(Dec. 20, 2001) -- A vote-eating virus has infected the NFL's computers. How else to explain why the Patriots' Troy Brown ranks only fifth among AFC wide receivers in fan voting for the 2002 Pro Bowl?
Not that there's anything wrong with the four receivers in front of him.
Top vote getters Marvin Harrison of Indianapolis and Rod Smith of Denver rank 1-2 in the conference in receiving yards with 1,195 (Smith) and 1,173 (Harrison). Oakland's Tim Brown and Jerry Rice -- who rank third and fourth in the voting -- also are worthy candidates, having posted solid numbers for a division championship team.
On the other hand, Brown and Rice have Rich Gannon, a veteran Pro Bowl quarterback and leading MVP candidate, not to mention the advantage of playing opposite another high-caliber receiver who can discourage double-teaming.
Troy Brown doesn't have that luxury with the Patriots, even with the recent return of Terry Glenn to the lineup. Indeed, for all the attention quarterback Tom Brady has received during New England's 9-3 playoff run, the one indispensable component in the New England offense is Brown.
Glenn has played in only three games. David Patten has been a pleasant surprise with 47 receptions, but there's no reliable tight end, and the backs are afterthoughts in the passing game.
All of which explains why the Patriots rank 18th in the NFL in passing offense.
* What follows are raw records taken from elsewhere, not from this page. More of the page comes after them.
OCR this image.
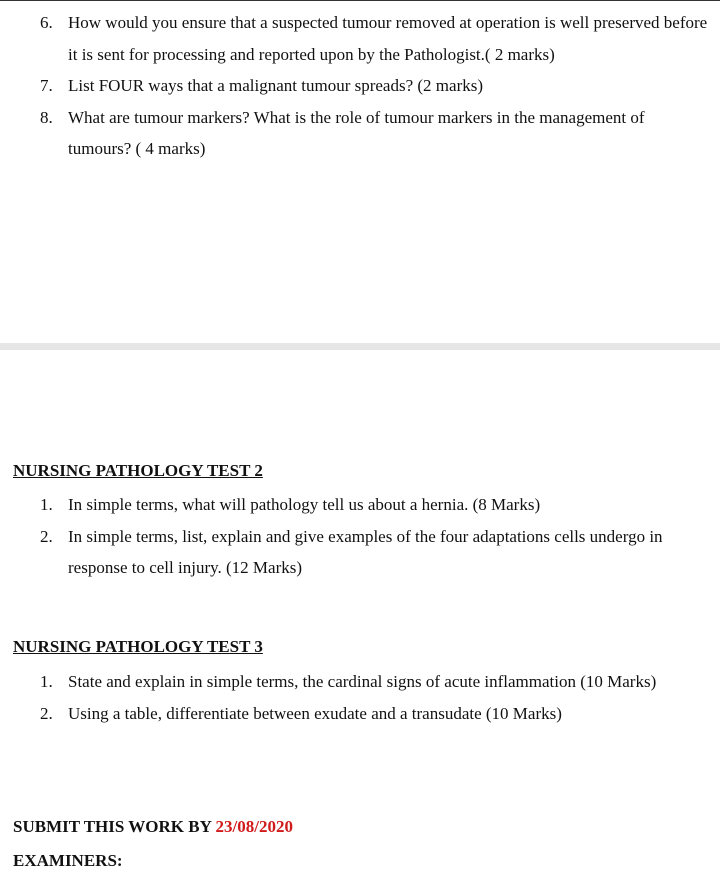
6. How would you ensure that a suspected tumour removed at operation is well preserved before it is sent for processing and reported upon by the Pathologist.( 2 marks)
7. List FOUR ways that a malignant tumour spreads? (2 marks)
8. What are tumour markers? What is the role of tumour markers in the management of tumours? ( 4 marks)
NURSING PATHOLOGY TEST 2
1. In simple terms, what will pathology tell us about a hernia. (8 Marks)
2. In simple terms, list, explain and give examples of the four adaptations cells undergo in response to cell injury. (12 Marks)
NURSING PATHOLOGY TEST 3
1. State and explain in simple terms, the cardinal signs of acute inflammation (10 Marks)
2. Using a table, differentiate between exudate and a transudate (10 Marks)
SUBMIT THIS WORK BY 23/08/2020
EXAMINERS:
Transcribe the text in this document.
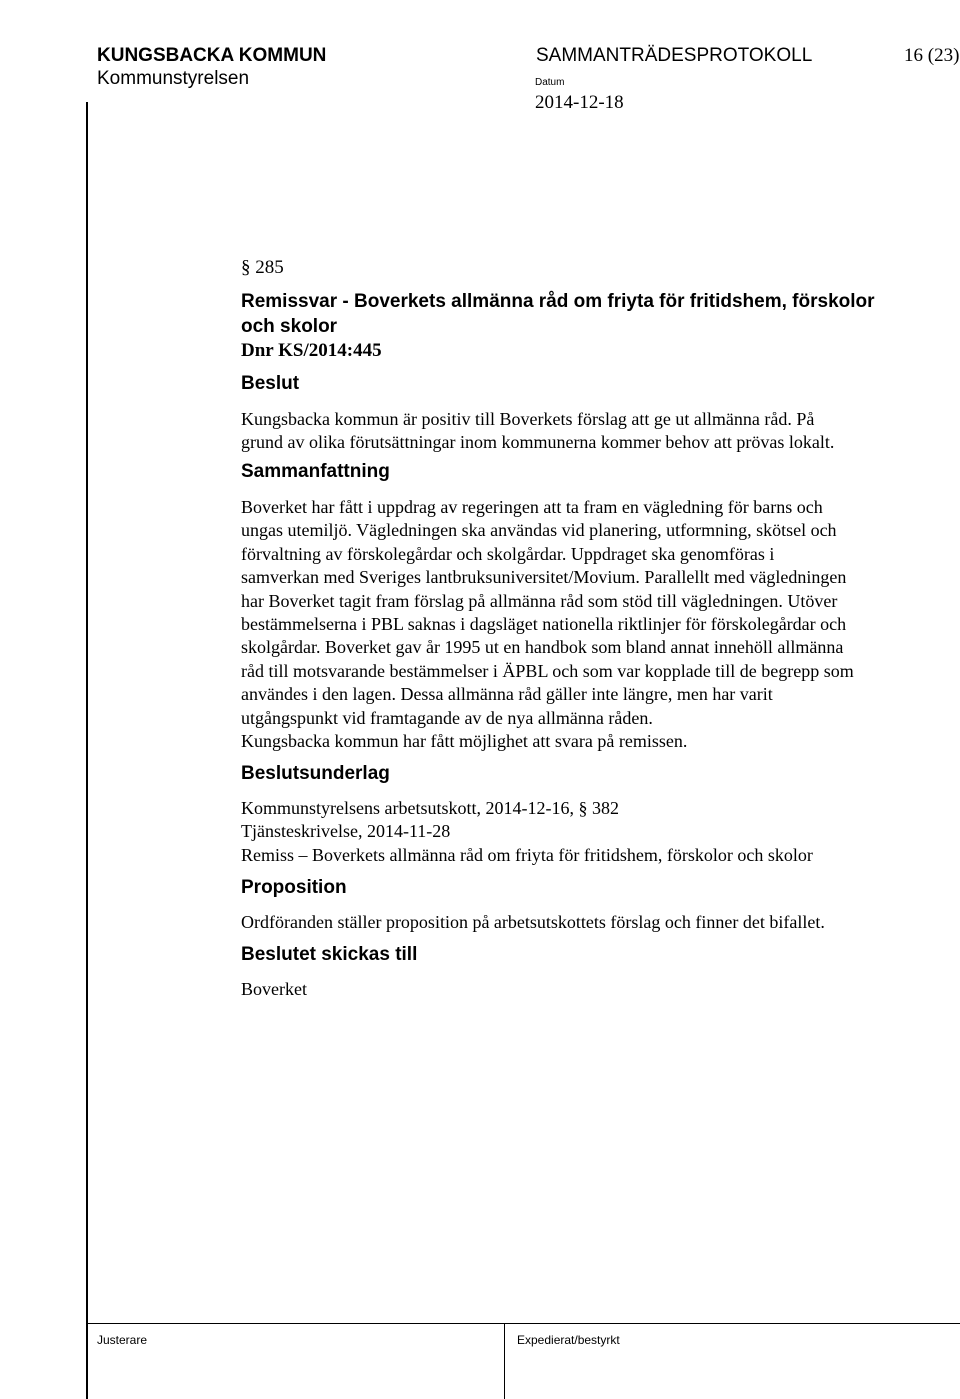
KUNGSBACKA KOMMUN
Kommunstyrelsen
SAMMANTRÄDESPROTOKOLL	16 (23)
Datum
2014-12-18
§ 285
Remissvar - Boverkets allmänna råd om friyta för fritidshem, förskolor
och skolor
Dnr KS/2014:445
Beslut
Kungsbacka kommun är positiv till Boverkets förslag att ge ut allmänna råd. På
grund av olika förutsättningar inom kommunerna kommer behov att prövas lokalt.
Sammanfattning
Boverket har fått i uppdrag av regeringen att ta fram en vägledning för barns och
ungas utemiljö. Vägledningen ska användas vid planering, utformning, skötsel och
förvaltning av förskolegårdar och skolgårdar. Uppdraget ska genomföras i
samverkan med Sveriges lantbruksuniversitet/Movium. Parallellt med vägledningen
har Boverket tagit fram förslag på allmänna råd som stöd till vägledningen. Utöver
bestämmelserna i PBL saknas i dagsläget nationella riktlinjer för förskolegårdar och
skolgårdar. Boverket gav år 1995 ut en handbok som bland annat innehöll allmänna
råd till motsvarande bestämmelser i ÄPBL och som var kopplade till de begrepp som
användes i den lagen. Dessa allmänna råd gäller inte längre, men har varit
utgångspunkt vid framtagande av de nya allmänna råden.
Kungsbacka kommun har fått möjlighet att svara på remissen.
Beslutsunderlag
Kommunstyrelsens arbetsutskott, 2014-12-16, § 382
Tjänsteskrivelse, 2014-11-28
Remiss – Boverkets allmänna råd om friyta för fritidshem, förskolor och skolor
Proposition
Ordföranden ställer proposition på arbetsutskottets förslag och finner det bifallet.
Beslutet skickas till
Boverket
Justerare	Expedierat/bestyrkt
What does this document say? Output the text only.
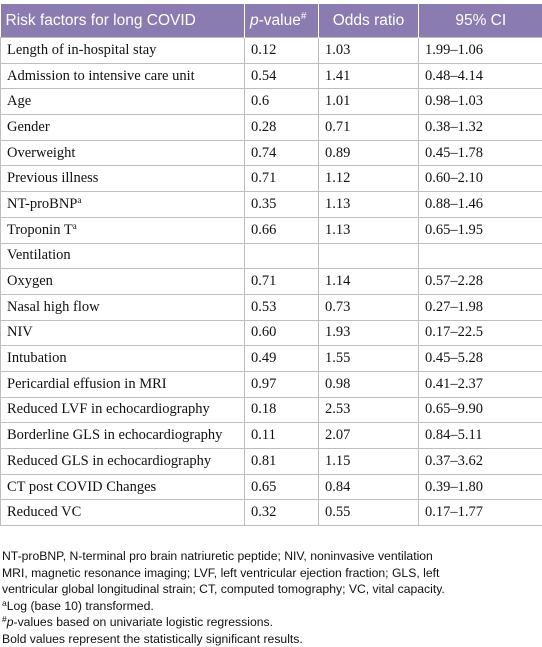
Risk factors for long COVID	p-value#	Odds ratio	95% CI
Length of in-hospital stay	0.12	1.03	1.99–1.06
Admission to intensive care unit	0.54	1.41	0.48–4.14
Age	0.6	1.01	0.98–1.03
Gender	0.28	0.71	0.38–1.32
Overweight	0.74	0.89	0.45–1.78
Previous illness	0.71	1.12	0.60–2.10
NT-proBNP$^a$	0.35	1.13	0.88–1.46
Troponin $T^a$	0.66	1.13	0.65–1.95
Ventilation			
Oxygen	0.71	1.14	0.57–2.28
Nasal high flow	0.53	0.73	0.27–1.98
NIV	0.60	1.93	0.17–22.5
Intubation	0.49	1.55	0.45–5.28
Pericardial effusion in MRI	0.97	0.98	0.41–2.37
Reduced LVF in echocardiography	0.18	2.53	0.65–9.90
Borderline GLS in echocardiography	0.11	2.07	0.84–5.11
Reduced GLS in echocardiography	0.81	1.15	0.37–3.62
CT post COVID Changes	0.65	0.84	0.39–1.80
Reduced VC	0.32	0.55	0.17–1.77

NT-proBNP, N-terminal pro brain natriuretic peptide; NIV, noninvasive ventilation

MRI, magnetic resonance imaging; LVF, left ventricular ejection fraction; GLS, left

ventricular global longitudinal strain; CT, computed tomography; VC, vital capacity.

$^a$Log (base 10) transformed.

#p-values based on univariate logistic regressions.

Bold values represent the statistically significant results.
Which should be another exhibit in the case for Brown making his first Pro Bowl. On a so-so passing team with few receiving options, he still ranks third in the AFC with 90 receptions and fourth in receiving yards with 1,095, not to mention third in punt returns with a 13-yard average.
That's impressive production for an undersized (5-10, 193 pounds) wide receiver who came to the Patriots in 1993 as an eighth-round draft choice and was released before his second season, only to be re-signed two months later.
It's also far too much production to be left off the Pro Bowl team, where fan voting counts for one-third of the total vote, with players and coaches accounting for the rest. You certainly don't have to tell Brown's coaches and teammates how valuable he is.
"He's Mr. Reliable," cornerback Ty Law says. "When it comes down to crunch time, you know he's going to be there. He should be voted to the Pro Bowl this year. It's something that's been a long time coming for him. If I was able to vote for him, he'd damn sure get my vote."
Too bad players and coaches can't vote for players on their own team.
"Troy was pretty good when I was here before," says coach Bill Belichick, who was the Patriots' assistant head coach in 1996 under Bill Parcells. "But he's gotten so much better. He has tremendous confidence in his hands and is willing to put his hands out there away from his body and catch the ball, which not all receivers will do.
"His strengths are his quickness and overall balance. He's tough to tackle, and with his leg strength he can run through people."
If Brown needs work in one area, it's self-promotion. Ask about his big punt returns and he'll tell you about the blocking. Ask about a big catch and he'll tell you about the pass.
"I've just been working hard," he says of his success this season. "I always work hard on the things I think I need to improve on. All I've ever asked for was an opportunity. I've got it now and I'm making the most of it. I don't want anybody giving me anything but an opportunity."
Apparently, Brown can't get enough opportunities to make plays. Why else would a player in his ninth NFL season, playing a position as well as he is, still be on special teams, running back punt after punt?
"I think it's just the rush," Brown says. "You've got 10 or 11 men coming down the field to cream you and it's pretty much you against them. It's exciting to be able to make somebody miss in the open field."
As exciting as a trip to Hawaii? Come February, Brown hopes to find out.